6-4 検査用ナイフの研磨状況による検査業務の効率化等に関する検討
と畜検査業務の効率化のため、検査用ナイフの切れ味を可視化した。検査用ナイフは、倍率200倍の双眼実体顕微鏡を用いて観察を行った。観察方法や背景色、照明方法を検討し、最適な条件を決定した。また、検査用ナイフの角度を固定するため、観察台の作成を行った。これらの取組により、刃先の構造(切刃、小刃、糸刃により構成)や研磨状況を詳細に観察できるようになった。研磨段階ごとに刃の変化を確認したところ、砥石の粒度が細かくなるにつれ、刃先の微細な刃こぼれが小さくなることが確認できた。加えて、検査用ナイフが切れなくなるメカニズムを解明するため、やすりがけの有無による切れ味の違いを比較したところ、切れ味低下の原因は刃先の潰れや曲がりであり、やすりがけで回復可能であった。一方、刃こぼれはやすりがけで回復不可能であった。今後は刃こぼれの原因や再現性のあるやすりがけ方法を検討し、新任検査員向けの教育を進めていきたい。

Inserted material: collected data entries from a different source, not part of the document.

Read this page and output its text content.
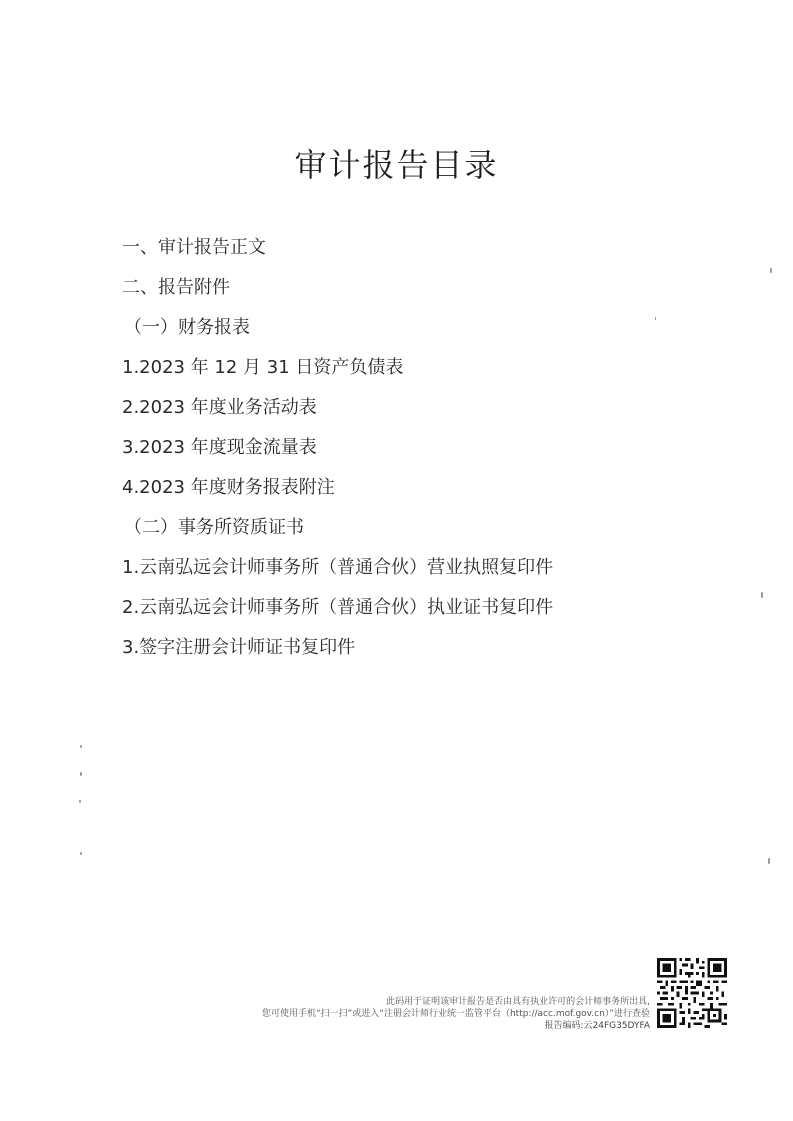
审计报告目录
一、审计报告正文
二、报告附件
（一）财务报表
1.2023 年 12 月 31 日资产负债表
2.2023 年度业务活动表
3.2023 年度现金流量表
4.2023 年度财务报表附注
（二）事务所资质证书
1.云南弘远会计师事务所（普通合伙）营业执照复印件
2.云南弘远会计师事务所（普通合伙）执业证书复印件
3.签字注册会计师证书复印件
此码用于证明该审计报告是否由具有执业许可的会计师事务所出具,
您可使用手机“扫一扫”或进入“注册会计师行业统一监管平台（http://acc.mof.gov.cn）”进行查验
报告编码:云24FG35DYFA
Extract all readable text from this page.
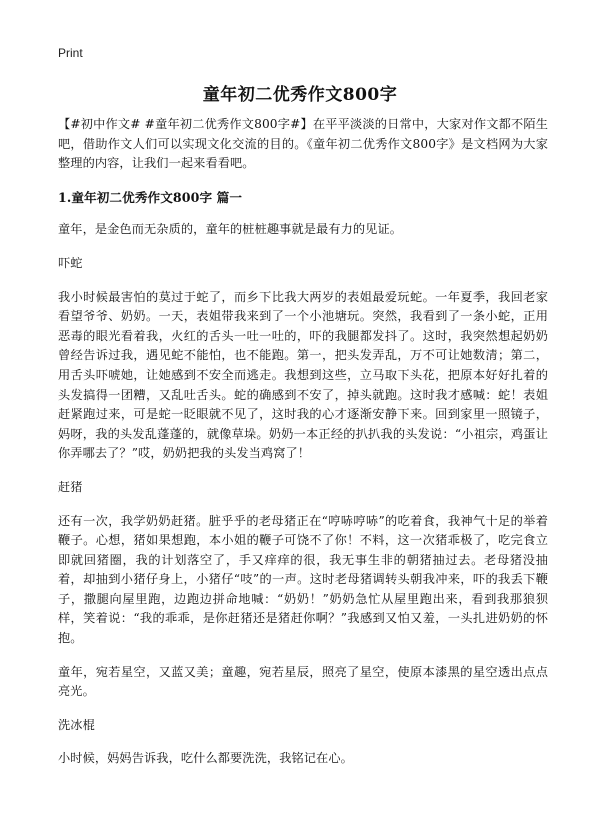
Print
童年初二优秀作文800字

【#初中作文# #童年初二优秀作文800字#】在平平淡淡的日常中，大家对作文都不陌生吧，借助作文人们可以实现文化交流的目的。《童年初二优秀作文800字》是文档网为大家整理的内容，让我们一起来看看吧。

1.童年初二优秀作文800字 篇一

童年，是金色而无杂质的，童年的桩桩趣事就是最有力的见证。

吓蛇

我小时候最害怕的莫过于蛇了，而乡下比我大两岁的表姐最爱玩蛇。一年夏季，我回老家看望爷爷、奶奶。一天，表姐带我来到了一个小池塘玩。突然，我看到了一条小蛇，正用恶毒的眼光看着我，火红的舌头一吐一吐的，吓的我腿都发抖了。这时，我突然想起奶奶曾经告诉过我，遇见蛇不能怕，也不能跑。第一，把头发弄乱，万不可让她数清；第二，用舌头吓唬她，让她感到不安全而逃走。我想到这些，立马取下头花，把原本好好扎着的头发搞得一团糟，又乱吐舌头。蛇的确感到不安了，掉头就跑。这时我才感喊：蛇！表姐赶紧跑过来，可是蛇一眨眼就不见了，这时我的心才逐渐安静下来。回到家里一照镜子，妈呀，我的头发乱蓬蓬的，就像草垛。奶奶一本正经的扒扒我的头发说：“小祖宗，鸡蛋让你弄哪去了？”哎，奶奶把我的头发当鸡窝了！

赶猪

还有一次，我学奶奶赶猪。脏乎乎的老母猪正在“哼哧哼哧”的吃着食，我神气十足的举着鞭子。心想，猪如果想跑，本小姐的鞭子可饶不了你！不料，这一次猪乖极了，吃完食立即就回猪圈，我的计划落空了，手又痒痒的很，我无事生非的朝猪抽过去。老母猪没抽着，却抽到小猪仔身上，小猪仔“吱”的一声。这时老母猪调转头朝我冲来，吓的我丢下鞭子，撒腿向屋里跑，边跑边拼命地喊：“奶奶！”奶奶急忙从屋里跑出来，看到我那狼狈样，笑着说：“我的乖乖，是你赶猪还是猪赶你啊？”我感到又怕又羞，一头扎进奶奶的怀抱。

童年，宛若星空，又蓝又美；童趣，宛若星辰，照亮了星空，使原本漆黑的星空透出点点亮光。

洗冰棍

小时候，妈妈告诉我，吃什么都要洗洗，我铭记在心。
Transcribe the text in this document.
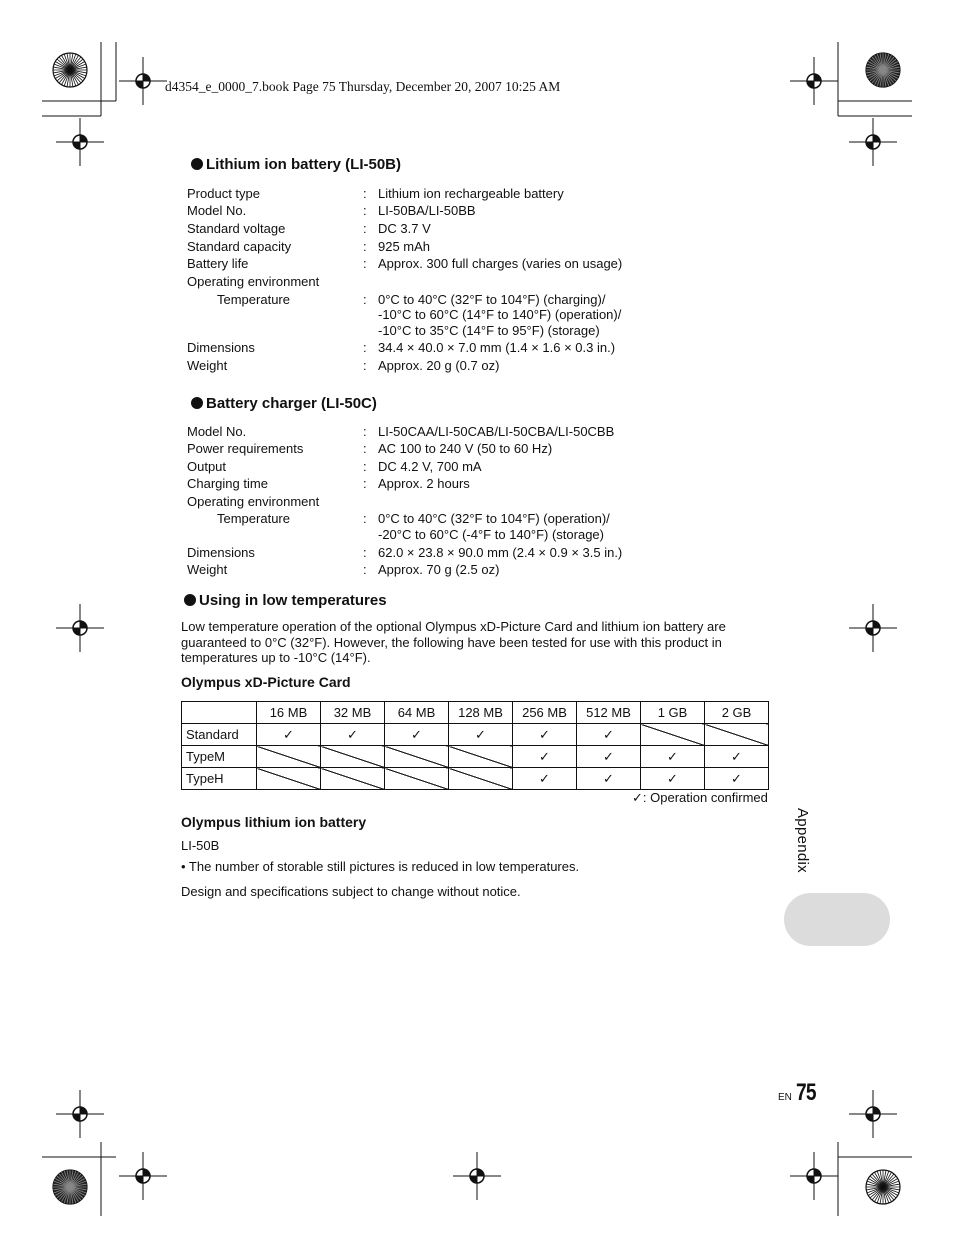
d4354_e_0000_7.book Page 75 Thursday, December 20, 2007 10:25 AM
Lithium ion battery (LI-50B)
Product type	: Lithium ion rechargeable battery
Model No.	: LI-50BA/LI-50BB
Standard voltage	: DC 3.7 V
Standard capacity	: 925 mAh
Battery life	: Approx. 300 full charges (varies on usage)
Operating environment
Temperature	: 0°C to 40°C (32°F to 104°F) (charging)/
-10°C to 60°C (14°F to 140°F) (operation)/
-10°C to 35°C (14°F to 95°F) (storage)
Dimensions	: 34.4 × 40.0 × 7.0 mm (1.4 × 1.6 × 0.3 in.)
Weight	: Approx. 20 g (0.7 oz)
Battery charger (LI-50C)
Model No.	: LI-50CAA/LI-50CAB/LI-50CBA/LI-50CBB
Power requirements	: AC 100 to 240 V (50 to 60 Hz)
Output	: DC 4.2 V, 700 mA
Charging time	: Approx. 2 hours
Operating environment
Temperature	: 0°C to 40°C (32°F to 104°F) (operation)/
-20°C to 60°C (-4°F to 140°F) (storage)
Dimensions	: 62.0 × 23.8 × 90.0 mm (2.4 × 0.9 × 3.5 in.)
Weight	: Approx. 70 g (2.5 oz)
Using in low temperatures
Low temperature operation of the optional Olympus xD-Picture Card and lithium ion battery are guaranteed to 0°C (32°F). However, the following have been tested for use with this product in temperatures up to -10°C (14°F).
Olympus xD-Picture Card
	16 MB	32 MB	64 MB	128 MB	256 MB	512 MB	1 GB	2 GB
Standard	✓	✓	✓	✓	✓	✓		
TypeM					✓	✓	✓	✓
TypeH					✓	✓	✓	✓
✓: Operation confirmed
Olympus lithium ion battery
LI-50B
• The number of storable still pictures is reduced in low temperatures.
Design and specifications subject to change without notice.
Appendix
EN 75
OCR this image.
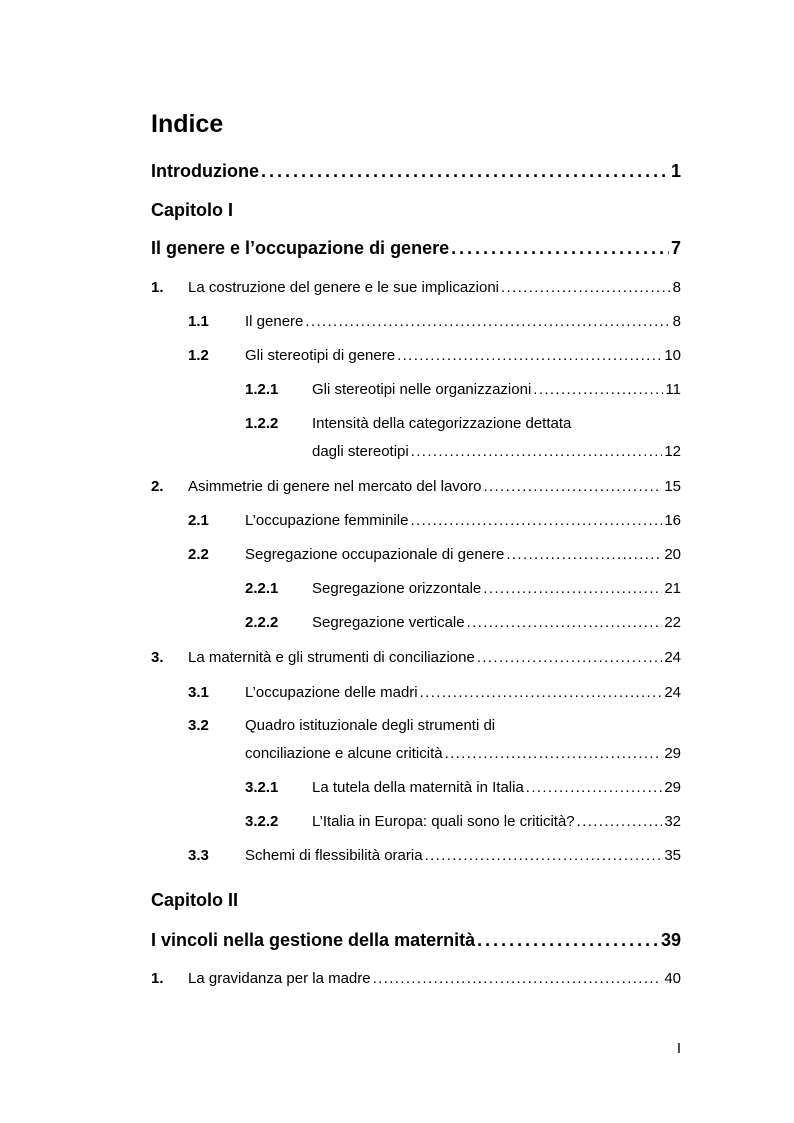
Indice
Introduzione . . .	1
Capitolo I
Il genere e l’occupazione di genere . . .	7
1.	La costruzione del genere e le sue implicazioni . . .	8
1.1	Il genere . . .	8
1.2	Gli stereotipi di genere . . .	10
1.2.1	Gli stereotipi nelle organizzazioni . . .	11
1.2.2 Intensità della categorizzazione dettata
dagli stereotipi . . .	12
2.	Asimmetrie di genere nel mercato del lavoro . . .	15
2.1	L’occupazione femminile . . .	16
2.2	Segregazione occupazionale di genere . . .	20
2.2.1	Segregazione orizzontale . . .	21
2.2.2	Segregazione verticale . . .	22
3.	La maternità e gli strumenti di conciliazione . . .	24
3.1	L’occupazione delle madri . . .	24
3.2 Quadro istituzionale degli strumenti di
conciliazione e alcune criticità . . .	29
3.2.1	La tutela della maternità in Italia . . .	29
3.2.2	L’Italia in Europa: quali sono le criticità? . . .	32
3.3	Schemi di flessibilità oraria . . .	35
Capitolo II
I vincoli nella gestione della maternità . . .	39
1.	La gravidanza per la madre . . .	40
I
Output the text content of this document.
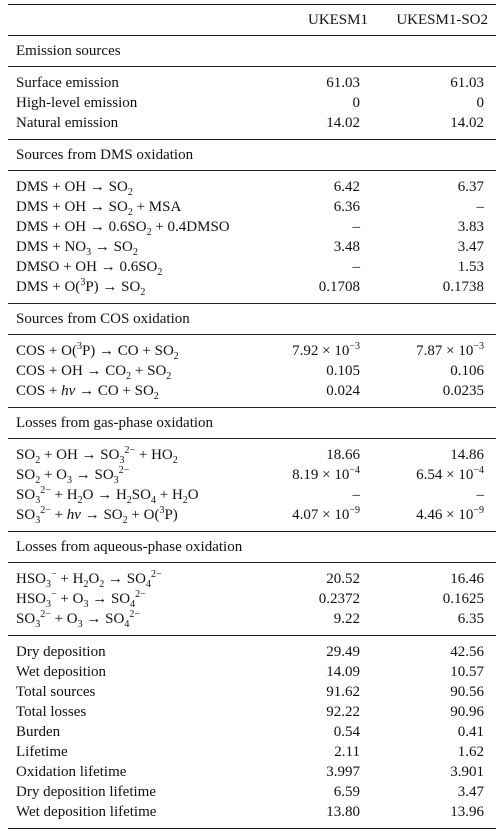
UKESM1 UKESM1-SO2
Emission sources
Surface emission	61.03	61.03
High-level emission	0	0
Natural emission	14.02	14.02
Sources from DMS oxidation
DMS + OH → $SO_2$	6.42	6.37
DMS + OH → $SO_2$ + MSA	6.36	–
DMS + OH → $0.6SO_2$ + 0.4DMSO	–	3.83
DMS + $NO_3 \to SO_2$	3.48	3.47
DMSO + OH → $0.6SO_2$	–	1.53
DMS + $O(^3P) \to SO_2$	0.1708	0.1738
Sources from COS oxidation
COS + O($^3$P) → CO + $SO_2$	$7.92 \times 10^{-3}$	$7.87 \times 10^{-3}$
COS + OH → $CO_2 + SO_2$	0.105	0.106
COS + hv → CO + $SO_2$	0.024	0.0235
Losses from gas-phase oxidation
$SO_2$ + OH → $SO_3^{2-} + HO_2$	18.66	14.86
$SO_2 + O_3 \to SO_3^{2-}$	$8.19 \times 10^{-4}$	$6.54 \times 10^{-4}$
$SO_3^{2-} + H_2O \to H_2SO_4 + H_2O$	–	–
$SO_3^{2-}$ + hv → $SO_2 + O(^3P)$	$4.07 \times 10^{-9}$	$4.46 \times 10^{-9}$
Losses from aqueous-phase oxidation
$HSO_3^- + H_2O_2 \to SO_4^{2-}$	20.52	16.46
$HSO_3^- + O_3 \to SO_4^{2-}$	0.2372	0.1625
$SO_3^{2-} + O_3 \to SO_4^{2-}$	9.22	6.35
Dry deposition	29.49	42.56
Wet deposition	14.09	10.57
Total sources	91.62	90.56
Total losses	92.22	90.96
Burden	0.54	0.41
Lifetime	2.11	1.62
Oxidation lifetime	3.997	3.901
Dry deposition lifetime	6.59	3.47
Wet deposition lifetime	13.80	13.96
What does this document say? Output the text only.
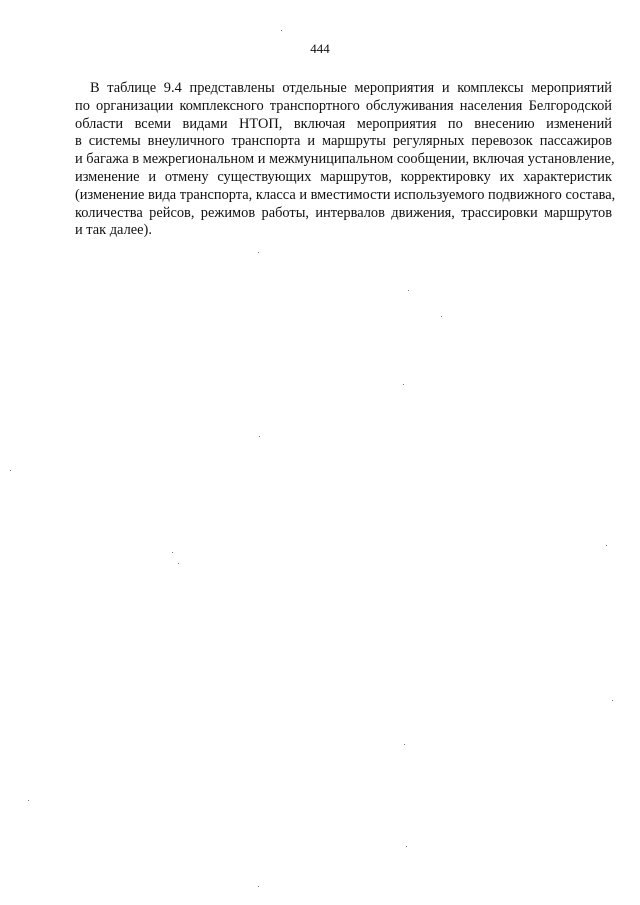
444
В таблице 9.4 представлены отдельные мероприятия и комплексы мероприятий
по организации комплексного транспортного обслуживания населения Белгородской
области всеми видами НТОП, включая мероприятия по внесению изменений
в системы внеуличного транспорта и маршруты регулярных перевозок пассажиров
и багажа в межрегиональном и межмуниципальном сообщении, включая установление,
изменение и отмену существующих маршрутов, корректировку их характеристик
(изменение вида транспорта, класса и вместимости используемого подвижного состава,
количества рейсов, режимов работы, интервалов движения, трассировки маршрутов
и так далее).
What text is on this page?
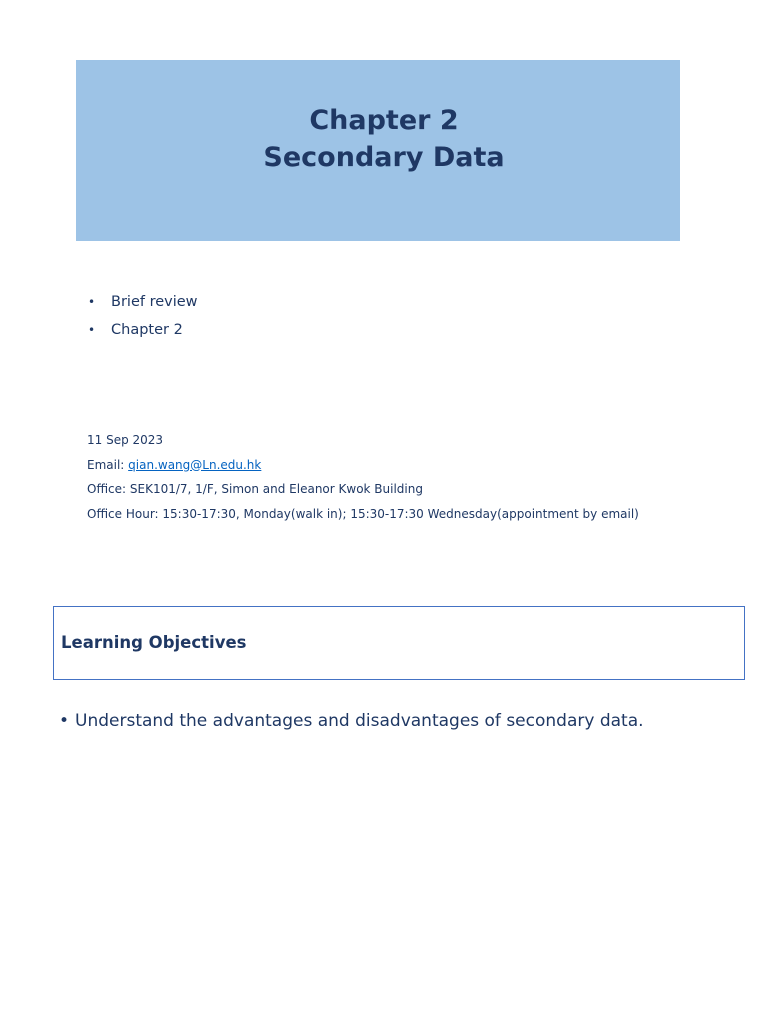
Chapter 2
Secondary Data
• Brief review
• Chapter 2
11 Sep 2023
Email: qian.wang@Ln.edu.hk
Office: SEK101/7, 1/F, Simon and Eleanor Kwok Building
Office Hour: 15:30-17:30, Monday(walk in); 15:30-17:30 Wednesday(appointment by email)
Learning Objectives
• Understand the advantages and disadvantages of secondary data.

6-5 精密検査業務におけるDX(デジタル・トランスフォーメーション)推進について
検査課精密検査担当が検査業務に使用する物品(試薬、検査用品等)は多岐に渡る。これらの発注作業に費やす時間や商品コード等のご記入による修正作業に加えて、誤発注による納品や試薬等の期限切れは、業務効率を低下させる一因となっていた。また、と畜場におけるHACCPの制度化によって、外部検証(微生物試験)が新たに業務に加わり、厚生労働省が示す報告様式に則った複雑な計算に基づく試験結果の作成が求められ、ミスなく円滑に作成できるシステムの構築が急務となっていた。そこで、表計算ソフトウェア及びクラウドサービスを活用することで、物品検索発注システム及び外部検証(微生物試験)の試験結果作成システムを構築し、効果を検証した。今回開発した2つのシステムを活用することによって、人為的なミスがなくなり、業務効率向上を実現できた。さらに、GLPの一層の適正化に貢献できた。
6-6 三陰三陽論から考える豚丹毒の4つの病型(第二報)
同一出荷者から、発熱の無い蕁麻疹様皮膚病変のある豚が5頭搬入され、内2頭に全身の著しい水腫を認めた。この出荷者からは相次いで豚丹毒を発症した豚が搬入されており、この2頭についても豚丹毒である可能性は非常に高いと考え、東洋医学の考えに基づき考察した。2頭には共通して皮膚病変と膀胱の病変が認められ、三陰三陽の1番目の病期(太陽病)であることが示唆された。また、傷寒論太陽病71条によると、膀胱に達した外邪(病原体)により膀胱の気化作用(水分代謝)が失調し、排尿障害となった結果浮腫が引き起こされる。以上の状況や結果から、2頭は全身性水腫の病態にある豚丹毒感染豚であると考えた。今回の結果から、膀胱の検査は感染症の初期においては重要であることが示唆された。今後も、豚熱をはじめとする他の感染症についても東洋医学の考えを用いるなど、多角的な知見を得て行きたい。
6-7 Escherichia albertii (E.albertii)の豚盲腸便からの分離方法の検討
新興下痢症起因菌であるE.albertiiについて、豚盲腸便からの分離方法を検討した。従来のmEC培地と新しいNCT-mTSB培地を比較した結果、E.albertiiの増菌には両者に差がなかったが、腸内細菌科菌群の発育抑制にはNCT-mTSB培地が有効であった。豚盲腸便2検体を用いた分離では、盲腸便No.1からはNCT-mTSB培地で良好な分離成績が得られたが、盲腸便No.2では発育が悪く分離できなかった。豚の個体差や飼料の違いが影響した可能性がある。NCT-mTSB培地の有用性が確認されたが、更に検討を進めていきたい。